There’s not really an explanation of Colossal that does it sufficient justice. But I’m still going to have a go.
Narratively, it centres on Anne Hathaway’s Gloria, who’s in a breaking relationship with Dan Stevens’ Tim. As they finally part, she moves from the lights of New York to her quiet and still home town, a homogenous place in middle America. It’s a small town that remembers Gloria in places, although Gloria’s own brain is struggling as a consequence of her drink problem.
When she lands back in an empty house, having to start from scratch again in her 30s, there’s a very real sense of a life gone wrong.
And so she rebuilds, very slowly. She soon finds herself reunited with Oscar, played by Jason Sudeikis in a career-best performance, a friend from her youth. He’s still stuck, running the bar he’s inherited, although he’s had to shut part of it off due to lack of custom. Things aren’t too great for him, either. Still, he offers Gloria a job, a far less glamorous one than the kind she was chasing in New York. All of which sets things up for what follows.
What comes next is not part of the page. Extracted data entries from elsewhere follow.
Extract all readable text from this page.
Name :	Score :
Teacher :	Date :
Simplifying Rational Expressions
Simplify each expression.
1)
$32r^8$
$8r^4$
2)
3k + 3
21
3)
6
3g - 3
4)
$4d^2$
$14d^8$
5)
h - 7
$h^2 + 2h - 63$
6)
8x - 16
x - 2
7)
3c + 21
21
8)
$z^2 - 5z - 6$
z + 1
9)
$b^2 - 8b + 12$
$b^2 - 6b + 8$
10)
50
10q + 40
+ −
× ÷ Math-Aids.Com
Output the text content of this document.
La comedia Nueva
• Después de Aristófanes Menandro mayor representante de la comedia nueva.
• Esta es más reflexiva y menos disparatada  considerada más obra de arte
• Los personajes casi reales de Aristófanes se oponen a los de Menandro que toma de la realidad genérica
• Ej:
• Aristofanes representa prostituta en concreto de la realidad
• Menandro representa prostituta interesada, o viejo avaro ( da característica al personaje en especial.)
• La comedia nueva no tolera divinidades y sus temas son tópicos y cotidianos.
That’s the easy to explain bit. The less easy bit is the link to a Godzilla-esque monster, rampaging through Seoul in South Korea, thousands of miles away. A monster Gloria seems to be controlling through her actions. It’s played narratively straight – and given that this is from the brain of Timecrimes director Nacho Vigalondo, that shouldn’t be taken for granted – and inevitably, you instantly draw parallels between the monsters within us, and the one actually causing terror in the film.
It’s a real lesson in film internal logic that Colossal offers, too. That you can take a fantastical idea, and – by rooting it in character, and storytelling that never cheats – have the audience buy it with little quibble. I was surprised how quickly it all settled. And then I was surprised by how hard the film hit me. For Colossal is one of the most human films of the year. A film that mixes, successfully, dark drama with light touches, and that within 30 minutes has made such an absurd conceit feel like the most natural thing in the world.
A huge amount of credit for that rests with Anne Hathaway. I read that she deliberately wanted to seek out something a little bit different, a little bit more challenging, and hence she found and championed Colossal. I’m glad she did. She pours her heart into the film, stabilising the movie with a moving, genuine central performance. Paired with Sudeikis, there’s a core of quite excellent acting at the heart of the movie. It reminds me a little of the wonderful The Gift, in terms of actors you expect to often put in lighter performances finding real steel in the midst of their work. Their core dynamic is a key reason the film is as gripping as it it.
The other, I’d suggest, is Vigalondo, who occasionally bashes against the edges of what his budget will afford him (only a few times do you notice that the effects are on the shakey side, but then most of the time, you’d barely notice), but primarily homes in on broken characters, how they’ve got there, and the damage they wreak. There’s some real heart in mouth stuff here, as personal demons take hold.
Comfortably at its best when it’s a two hander between its lead stars (Dan Stevens, for one, is pretty wasted – not in that sense – in his role, for instance), Colossal nonetheless gels what could in lesser hands be an obscure mash-up of things that don’t ordinarily belong on the screen together. It’s a smart, ingenious, must-see monster movie.
Colossal is in UK cinemas from 19th May.